Можно ли представить себе лучшую жизнь?

Его могли кастрировать, когда взяли в плен ребенком.

Кочы мог убить его там, в лагере.

Сегодня ночью опять шел дождь. Дамаз слушал, как он стучит по крыше палатки. В ней вместе с ним ночевало еще три человека. Они ветераны, они спали. Ему тоже следовало спать. Дождь означал, что утром им придется помогать быкам тащить пушки. Третий день подряд. Чем дальше они шли, тем хуже становились дороги.

Ночные мысли не идут на пользу. Ты загоняешь воспоминания в темные уголки, или пытаешься это сделать, или пытаешься этого не делать. Он знал, что приближается к тем местам, где родился, хоть и не имел ясного представления о том, где стояла их деревня, и не помнил, как она называлась. Она находилась на западе от крепостей. Далеко на западе. «И южнее», – думал он, но не был в этом уверен. С другой стороны, теперь он знал, как звали его самого когда-то. Он вспомнил.

Он не хотел вспоминать. Нет ничего хорошего в том, чтобы тянуться назад, в то время, когда он был маленьким, до того, как те руки подняли его на коня в темноте. Слово «Невен» ни о чем ему не говорило. Это было всего лишь имя.

Он чувствовал себя растерянным. Интересно, поможет ли ему сражение, может быть, ему просто необходимо время, чтобы привыкнуть к этим переменам. Может быть, это настроение просто пройдет.

Утром дождь прекратился, но идущая на северо-запад колея (здесь ее едва ли можно назвать дорогой) превратилась в засасывающее, вязкое болото под холодным серым небом. Однако Дамаза освободили от обязанностей вытаскивать пушку. Поступили новые приказы.

Пятьдесят человек, половина из них всадники, вторая половина – джанни, должны прекратить движение на соединение с остальной армией и отклониться в сторону, чтобы кое-кого прикончить.
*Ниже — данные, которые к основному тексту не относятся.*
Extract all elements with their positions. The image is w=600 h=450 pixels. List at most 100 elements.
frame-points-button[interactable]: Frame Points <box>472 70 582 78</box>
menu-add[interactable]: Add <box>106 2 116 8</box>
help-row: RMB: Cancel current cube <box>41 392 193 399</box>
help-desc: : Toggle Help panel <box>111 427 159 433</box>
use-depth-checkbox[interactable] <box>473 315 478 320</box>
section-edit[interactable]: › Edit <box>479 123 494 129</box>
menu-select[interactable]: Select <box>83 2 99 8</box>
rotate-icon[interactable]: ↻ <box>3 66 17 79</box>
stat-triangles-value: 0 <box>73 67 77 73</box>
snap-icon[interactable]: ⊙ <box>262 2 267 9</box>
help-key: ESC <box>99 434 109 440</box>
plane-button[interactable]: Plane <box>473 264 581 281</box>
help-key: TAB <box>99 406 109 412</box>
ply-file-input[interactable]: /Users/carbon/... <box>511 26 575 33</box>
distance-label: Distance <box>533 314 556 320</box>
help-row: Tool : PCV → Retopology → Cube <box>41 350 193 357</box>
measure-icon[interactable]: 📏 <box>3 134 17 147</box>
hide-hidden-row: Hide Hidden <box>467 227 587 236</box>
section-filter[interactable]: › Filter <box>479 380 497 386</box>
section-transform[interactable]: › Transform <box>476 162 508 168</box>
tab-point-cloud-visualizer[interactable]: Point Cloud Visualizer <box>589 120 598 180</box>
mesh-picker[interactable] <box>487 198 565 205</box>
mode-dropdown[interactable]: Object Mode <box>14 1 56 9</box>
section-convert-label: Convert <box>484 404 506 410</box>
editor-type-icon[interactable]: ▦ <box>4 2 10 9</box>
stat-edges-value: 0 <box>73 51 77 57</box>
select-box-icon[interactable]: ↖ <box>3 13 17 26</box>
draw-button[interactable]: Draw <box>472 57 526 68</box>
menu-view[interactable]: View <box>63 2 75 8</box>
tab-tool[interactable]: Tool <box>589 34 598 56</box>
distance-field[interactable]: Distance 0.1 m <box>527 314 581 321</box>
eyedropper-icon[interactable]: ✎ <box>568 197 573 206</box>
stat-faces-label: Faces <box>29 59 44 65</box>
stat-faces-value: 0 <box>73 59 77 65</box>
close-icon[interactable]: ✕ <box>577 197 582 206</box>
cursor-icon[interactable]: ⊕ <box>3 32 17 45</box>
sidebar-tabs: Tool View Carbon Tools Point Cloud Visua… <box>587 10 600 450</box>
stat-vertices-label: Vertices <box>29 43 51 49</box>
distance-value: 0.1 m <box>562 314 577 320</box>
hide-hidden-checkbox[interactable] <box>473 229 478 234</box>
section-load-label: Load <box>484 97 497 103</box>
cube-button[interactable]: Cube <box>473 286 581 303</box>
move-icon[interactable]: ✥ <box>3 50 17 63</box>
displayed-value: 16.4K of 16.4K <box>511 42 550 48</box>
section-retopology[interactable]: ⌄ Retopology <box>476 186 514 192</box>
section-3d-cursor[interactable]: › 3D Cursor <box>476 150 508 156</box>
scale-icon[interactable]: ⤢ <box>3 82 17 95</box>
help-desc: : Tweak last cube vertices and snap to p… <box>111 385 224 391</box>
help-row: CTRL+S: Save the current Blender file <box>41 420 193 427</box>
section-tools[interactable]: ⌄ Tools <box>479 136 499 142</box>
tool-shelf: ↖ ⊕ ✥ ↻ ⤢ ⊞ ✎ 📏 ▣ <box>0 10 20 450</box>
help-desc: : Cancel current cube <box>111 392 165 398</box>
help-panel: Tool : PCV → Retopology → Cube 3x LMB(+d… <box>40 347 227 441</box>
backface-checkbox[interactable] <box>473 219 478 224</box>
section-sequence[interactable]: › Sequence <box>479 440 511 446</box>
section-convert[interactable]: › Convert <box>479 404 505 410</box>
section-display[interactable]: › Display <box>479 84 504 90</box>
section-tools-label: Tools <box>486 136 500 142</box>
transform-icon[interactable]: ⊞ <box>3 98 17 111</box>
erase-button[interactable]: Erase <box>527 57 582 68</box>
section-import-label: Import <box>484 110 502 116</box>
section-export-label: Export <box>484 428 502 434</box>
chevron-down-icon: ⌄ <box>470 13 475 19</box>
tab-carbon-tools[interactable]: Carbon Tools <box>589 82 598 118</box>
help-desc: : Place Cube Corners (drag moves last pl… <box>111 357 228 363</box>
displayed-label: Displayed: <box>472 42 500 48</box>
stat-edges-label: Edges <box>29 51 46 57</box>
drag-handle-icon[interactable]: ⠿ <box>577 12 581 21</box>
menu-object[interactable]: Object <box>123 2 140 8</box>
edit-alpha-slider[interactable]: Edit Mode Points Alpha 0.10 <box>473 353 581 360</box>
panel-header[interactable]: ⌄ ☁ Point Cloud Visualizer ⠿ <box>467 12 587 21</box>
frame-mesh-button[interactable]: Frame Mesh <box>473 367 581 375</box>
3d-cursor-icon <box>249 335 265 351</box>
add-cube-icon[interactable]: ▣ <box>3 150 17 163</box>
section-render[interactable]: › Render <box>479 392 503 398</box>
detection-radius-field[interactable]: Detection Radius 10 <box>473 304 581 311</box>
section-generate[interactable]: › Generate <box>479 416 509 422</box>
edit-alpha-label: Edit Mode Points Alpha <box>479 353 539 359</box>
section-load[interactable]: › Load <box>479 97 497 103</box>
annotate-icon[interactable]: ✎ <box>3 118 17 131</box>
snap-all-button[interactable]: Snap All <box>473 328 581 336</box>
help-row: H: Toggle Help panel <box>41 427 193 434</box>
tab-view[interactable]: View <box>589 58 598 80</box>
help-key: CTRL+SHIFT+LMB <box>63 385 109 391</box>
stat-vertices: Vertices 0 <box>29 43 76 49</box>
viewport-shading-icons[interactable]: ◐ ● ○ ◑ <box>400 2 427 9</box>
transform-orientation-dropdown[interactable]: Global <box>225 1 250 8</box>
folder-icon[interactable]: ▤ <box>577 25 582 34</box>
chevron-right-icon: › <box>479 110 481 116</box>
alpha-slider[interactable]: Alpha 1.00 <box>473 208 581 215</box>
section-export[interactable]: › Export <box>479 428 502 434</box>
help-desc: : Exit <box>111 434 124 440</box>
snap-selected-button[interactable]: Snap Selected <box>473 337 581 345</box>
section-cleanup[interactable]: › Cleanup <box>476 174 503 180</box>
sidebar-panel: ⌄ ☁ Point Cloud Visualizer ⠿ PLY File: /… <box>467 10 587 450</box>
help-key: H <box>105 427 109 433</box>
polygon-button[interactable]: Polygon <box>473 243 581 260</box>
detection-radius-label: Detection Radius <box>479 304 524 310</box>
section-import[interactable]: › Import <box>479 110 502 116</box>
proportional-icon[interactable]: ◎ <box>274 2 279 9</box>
Разбойники-джадиты много дней совершали набеги на их обоз с припасами, пускали горящие стрелы в фургоны с едой, убивали вьючных лошадей и мулов, убивали людей, а потом исчезали в туманных холмах и долинах. Эта местность подходила для такой тактики.

Охрана обоза из телег и фургонов была достаточной, чтобы защищать его, но было нечто оскорбительное, издевательское в этих налетах, и у их сердара лопнуло терпение.

Они должны были найти эту банду и уничтожить ее. Дамазу хотелось чувствовать радость, волнение. Начался новый этап его жизни в качестве взрослого мужчины, воина Ашара. Они отправились назад, на юг, пятьдесят человек.